Accorder au clergé une part dans l’enseignement public n’est pas une solution. Si c’était possible, ce ne serait pas désirable, et ce n’est pas possible en France sans guerre civile.

Donner ordre aux instituteurs de parler de Dieu aux enfants, comme l’a fait quelques mois le gouvernement de Vichy, sur l’initiative de M. Chevalier, est une plaisanterie de très mauvais goût.

Conserver à la philosophie laïque son statut officiel serait une mesure arbitraire, injuste en ce qu’elle ne répond pas à l’échelle des valeurs, et qui nous précipiterait tout droit dans le totalitarisme. Car, bien que la laïcité ait excité un certain degré de ferveur presque religieuse, c’est par la nature des choses un degré faible ; et nous vivons dans une époque d’enthousiasmes chauffés à blanc. Le courant idolâtre du totalitarisme ne peut trouver d’obstacle que dans une vie spirituelle authentique. Si l’on habitue les enfants à ne pas penser à Dieu, ils deviendront fascistes ou communistes par besoin de se donner à quelque chose.

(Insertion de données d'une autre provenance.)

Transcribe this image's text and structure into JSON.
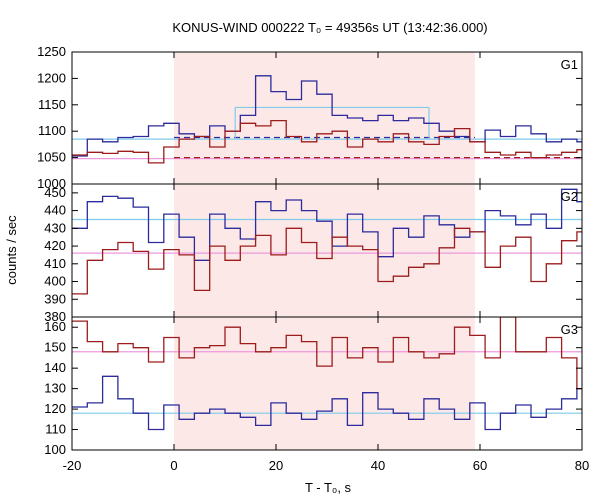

On voit plus clairement ce que la justice exige en ce domaine quand on a remplacé la notion de droit par celle d’obligation liée au besoin. Une âme jeune qui s’éveille à la pensée a besoin du trésor amassé par l’espèce humaine au cours des siècles. On fait tort à un enfant quand on l’élève dans un christianisme étroit qui l’empêche de jamais devenir capable de s’apercevoir qu’il y a des trésors d’or pur dans les civilisations non chrétiennes. L’éducation laïque fait aux enfants un tort plus grand. Elle dissimule ces trésors, et ceux du christianisme en plus.

La seule attitude à la fois légitime et pratiquement possible que puisse avoir, en France, l’enseignement public à l’égard du christianisme consiste à le regarder comme un trésor de la pensée humaine parmi tant d’autres. Il est absurde au plus haut point qu’un bachelier français ait pris connaissance de poèmes du Moyen Âge, de Polyeucte, d’Athalie, de Phèdre, de Pascal, de Lamartine, de doctrines philosophiques imprégnées de christianisme comme celles de Descartes et de Kant, de la Divine Comédie ou du Paradise Lost, et qu’il n’ait jamais ouvert la Bible.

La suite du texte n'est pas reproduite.